名古屋大、岡山大などの研究グループは21日、AI技術で得られたタンパク質の立体構造と薬との結合具合を調べることにより、薬の効能や副作用を予測する新しい計算方法を開発したと発表しました。
研究成果は21日午前9時に、Cell Press社の国際学術誌「iScience」で公開されました。
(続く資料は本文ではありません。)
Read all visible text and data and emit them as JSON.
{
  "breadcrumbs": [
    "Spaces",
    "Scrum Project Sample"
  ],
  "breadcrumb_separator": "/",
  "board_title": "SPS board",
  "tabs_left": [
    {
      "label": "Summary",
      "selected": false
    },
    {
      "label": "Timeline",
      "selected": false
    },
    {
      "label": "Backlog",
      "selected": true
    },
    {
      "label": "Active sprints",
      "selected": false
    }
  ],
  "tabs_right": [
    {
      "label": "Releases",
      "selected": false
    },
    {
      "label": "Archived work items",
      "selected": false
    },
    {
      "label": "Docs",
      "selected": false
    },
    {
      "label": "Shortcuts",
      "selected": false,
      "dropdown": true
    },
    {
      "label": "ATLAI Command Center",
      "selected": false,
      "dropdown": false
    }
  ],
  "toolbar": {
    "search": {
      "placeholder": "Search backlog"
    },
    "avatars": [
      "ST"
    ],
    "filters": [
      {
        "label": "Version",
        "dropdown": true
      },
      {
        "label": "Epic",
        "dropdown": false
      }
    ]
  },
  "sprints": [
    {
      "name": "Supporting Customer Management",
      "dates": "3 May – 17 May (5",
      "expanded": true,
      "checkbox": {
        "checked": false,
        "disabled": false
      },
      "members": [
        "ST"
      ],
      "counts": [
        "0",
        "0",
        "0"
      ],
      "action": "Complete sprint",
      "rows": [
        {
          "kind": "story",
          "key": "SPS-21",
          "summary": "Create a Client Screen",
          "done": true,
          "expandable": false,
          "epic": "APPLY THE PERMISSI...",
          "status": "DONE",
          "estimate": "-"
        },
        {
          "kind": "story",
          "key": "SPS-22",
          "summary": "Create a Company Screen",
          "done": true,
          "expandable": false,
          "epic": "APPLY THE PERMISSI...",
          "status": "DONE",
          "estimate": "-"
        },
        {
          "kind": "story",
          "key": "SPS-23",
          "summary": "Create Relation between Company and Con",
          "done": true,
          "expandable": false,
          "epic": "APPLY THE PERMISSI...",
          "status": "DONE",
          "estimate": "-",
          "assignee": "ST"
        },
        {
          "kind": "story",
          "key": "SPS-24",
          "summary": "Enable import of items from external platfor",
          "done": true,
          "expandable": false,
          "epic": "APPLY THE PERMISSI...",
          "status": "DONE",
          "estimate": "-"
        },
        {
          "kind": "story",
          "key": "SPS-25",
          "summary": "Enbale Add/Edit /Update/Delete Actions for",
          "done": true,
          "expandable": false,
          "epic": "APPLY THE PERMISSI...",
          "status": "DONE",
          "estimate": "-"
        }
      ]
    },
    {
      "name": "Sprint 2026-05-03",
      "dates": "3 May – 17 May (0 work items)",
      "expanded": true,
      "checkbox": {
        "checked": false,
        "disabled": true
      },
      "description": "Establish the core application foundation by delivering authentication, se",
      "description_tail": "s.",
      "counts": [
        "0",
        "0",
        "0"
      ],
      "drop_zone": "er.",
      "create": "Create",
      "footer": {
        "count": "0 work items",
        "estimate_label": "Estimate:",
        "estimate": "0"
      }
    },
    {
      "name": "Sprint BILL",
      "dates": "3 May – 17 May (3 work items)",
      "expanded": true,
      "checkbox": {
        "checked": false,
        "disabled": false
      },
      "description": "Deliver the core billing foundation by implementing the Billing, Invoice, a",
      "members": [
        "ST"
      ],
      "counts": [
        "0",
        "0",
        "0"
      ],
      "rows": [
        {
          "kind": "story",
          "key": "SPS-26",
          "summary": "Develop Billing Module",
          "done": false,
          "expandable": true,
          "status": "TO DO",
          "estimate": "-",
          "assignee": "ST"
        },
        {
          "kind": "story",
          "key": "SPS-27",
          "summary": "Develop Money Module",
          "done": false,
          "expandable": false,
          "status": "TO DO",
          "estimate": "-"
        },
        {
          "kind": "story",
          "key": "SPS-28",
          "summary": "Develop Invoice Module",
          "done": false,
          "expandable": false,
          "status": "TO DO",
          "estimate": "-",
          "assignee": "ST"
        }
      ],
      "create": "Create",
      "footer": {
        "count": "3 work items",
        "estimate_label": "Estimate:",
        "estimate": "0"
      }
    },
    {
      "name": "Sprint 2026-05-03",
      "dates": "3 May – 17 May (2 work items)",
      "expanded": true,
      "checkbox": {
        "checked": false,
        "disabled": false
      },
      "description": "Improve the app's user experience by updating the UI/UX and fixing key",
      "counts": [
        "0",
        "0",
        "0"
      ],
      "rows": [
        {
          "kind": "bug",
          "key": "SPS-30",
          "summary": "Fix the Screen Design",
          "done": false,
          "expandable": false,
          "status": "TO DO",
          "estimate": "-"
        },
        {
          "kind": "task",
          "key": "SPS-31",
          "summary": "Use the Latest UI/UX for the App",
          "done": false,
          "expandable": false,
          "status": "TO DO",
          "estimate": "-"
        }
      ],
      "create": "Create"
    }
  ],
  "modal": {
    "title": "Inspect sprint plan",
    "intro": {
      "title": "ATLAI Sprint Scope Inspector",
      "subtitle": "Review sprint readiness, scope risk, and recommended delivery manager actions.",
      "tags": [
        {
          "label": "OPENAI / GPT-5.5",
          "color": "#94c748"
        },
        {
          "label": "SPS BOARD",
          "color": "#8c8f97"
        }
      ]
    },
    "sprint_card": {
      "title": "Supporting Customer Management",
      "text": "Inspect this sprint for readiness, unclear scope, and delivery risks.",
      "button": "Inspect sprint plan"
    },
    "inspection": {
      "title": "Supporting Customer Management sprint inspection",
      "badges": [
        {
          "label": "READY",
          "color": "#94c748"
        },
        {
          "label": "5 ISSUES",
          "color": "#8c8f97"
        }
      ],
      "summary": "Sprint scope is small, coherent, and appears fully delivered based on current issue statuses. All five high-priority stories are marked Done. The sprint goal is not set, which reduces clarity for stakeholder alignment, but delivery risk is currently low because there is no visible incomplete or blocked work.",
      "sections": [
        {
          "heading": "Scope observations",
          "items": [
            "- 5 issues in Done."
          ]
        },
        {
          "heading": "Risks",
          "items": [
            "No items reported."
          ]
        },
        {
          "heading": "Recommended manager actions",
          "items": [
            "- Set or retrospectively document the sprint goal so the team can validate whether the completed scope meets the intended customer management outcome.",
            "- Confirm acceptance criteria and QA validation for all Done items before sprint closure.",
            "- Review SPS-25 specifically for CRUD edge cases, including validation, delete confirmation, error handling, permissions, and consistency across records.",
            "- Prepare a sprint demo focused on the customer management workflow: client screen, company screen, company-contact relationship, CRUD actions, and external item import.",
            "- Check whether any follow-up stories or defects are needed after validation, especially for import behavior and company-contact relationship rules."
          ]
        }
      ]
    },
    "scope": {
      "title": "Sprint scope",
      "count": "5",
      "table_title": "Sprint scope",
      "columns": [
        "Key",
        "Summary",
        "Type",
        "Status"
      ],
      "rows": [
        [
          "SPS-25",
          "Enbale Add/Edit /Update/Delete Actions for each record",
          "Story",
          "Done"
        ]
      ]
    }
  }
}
研究グループは、Google DeepMind社の人工知能プログラム「AlphaFold」により推定された約2万種類のヒトのタンパク質の立体構造を用いて、約8000種類の薬との親和性を調べる大規模なドッキングシミュレーションを行いました。薬とタンパク質との結合親和性スコアを計算して、それを基に約560種類の疾患に対する効能を予測しました。
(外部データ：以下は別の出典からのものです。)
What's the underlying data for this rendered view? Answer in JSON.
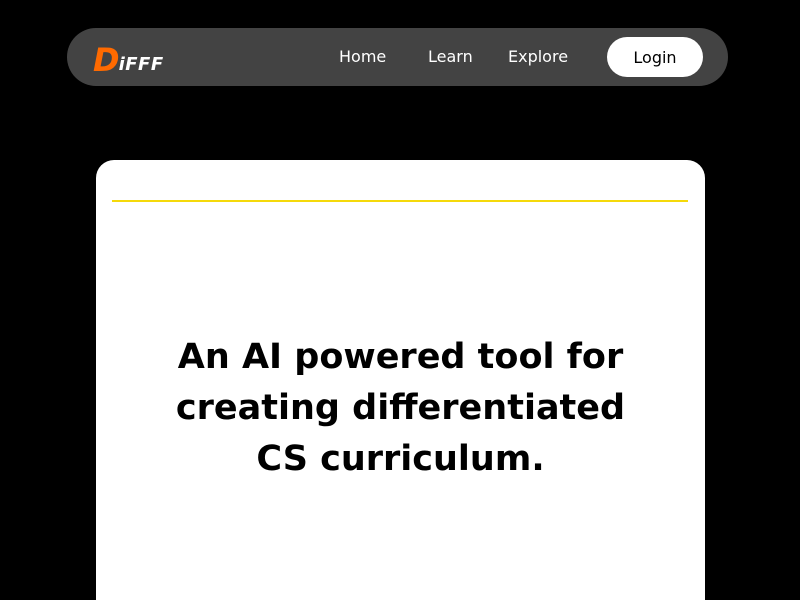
{
  "navbar": {
    "logo": {
      "first_letter": "D",
      "rest": "iFFF",
      "first_letter_color": "#ff6a00"
    },
    "links": {
      "home": "Home",
      "learn": "Learn",
      "explore": "Explore"
    },
    "login_label": "Login",
    "background_color": "#434343"
  },
  "hero": {
    "lines": [
      "An AI powered tool for",
      "creating differentiated",
      "CS curriculum."
    ],
    "accent_color": "#f5d90a"
  }
}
ある疾患を治療する時に、標的となるタンパク質の立体構造に対して薬の結合親和性が高ければ、その薬は効能があると考えられます。例えば、鎮痛薬のひとつが腸管炎症性疾患の誘因となるタンパク質との結合親和性が高かったことから、鎮静薬の成分が腸管炎症性疾患に効能があると予測し、実際に、マウスによる過去の研究と整合したということです。
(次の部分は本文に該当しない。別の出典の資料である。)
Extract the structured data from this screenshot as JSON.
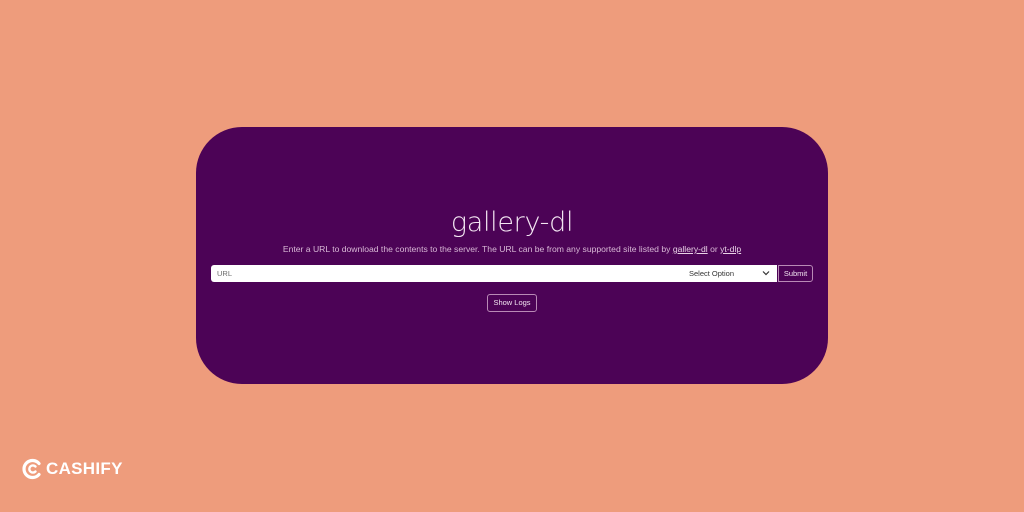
{
  "app": {
    "title": "gallery-dl",
    "description_prefix": "Enter a URL to download the contents to the server. The URL can be from any supported site listed by",
    "link_gallery_dl": "gallery-dl",
    "description_or": "or",
    "link_yt_dlp": "yt-dlp"
  },
  "form": {
    "url_placeholder": "URL",
    "select_value": "Select Option",
    "submit_label": "Submit",
    "show_logs_label": "Show Logs"
  },
  "watermark": {
    "brand": "CASHIFY"
  },
  "colors": {
    "background": "#EE9C7C",
    "card": "#4C0356",
    "text": "#F3E6F2"
  },
  "icons": {
    "select": "chevron-down-icon",
    "watermark": "cashify-logo-icon"
  }
}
さらに研究グループは、薬の副作用を予測する機械学習モデルを構築し、副作用の発現に関与するタンパク質を抽出できることを確かめました。
岡山大学学術研究院医歯薬学域の澤田隆介助教らは「薬が体内でどんなタンパク質と結合する可能性があるかを明らかにした。医薬品開発の期間短縮と費用削減が期待される」としています。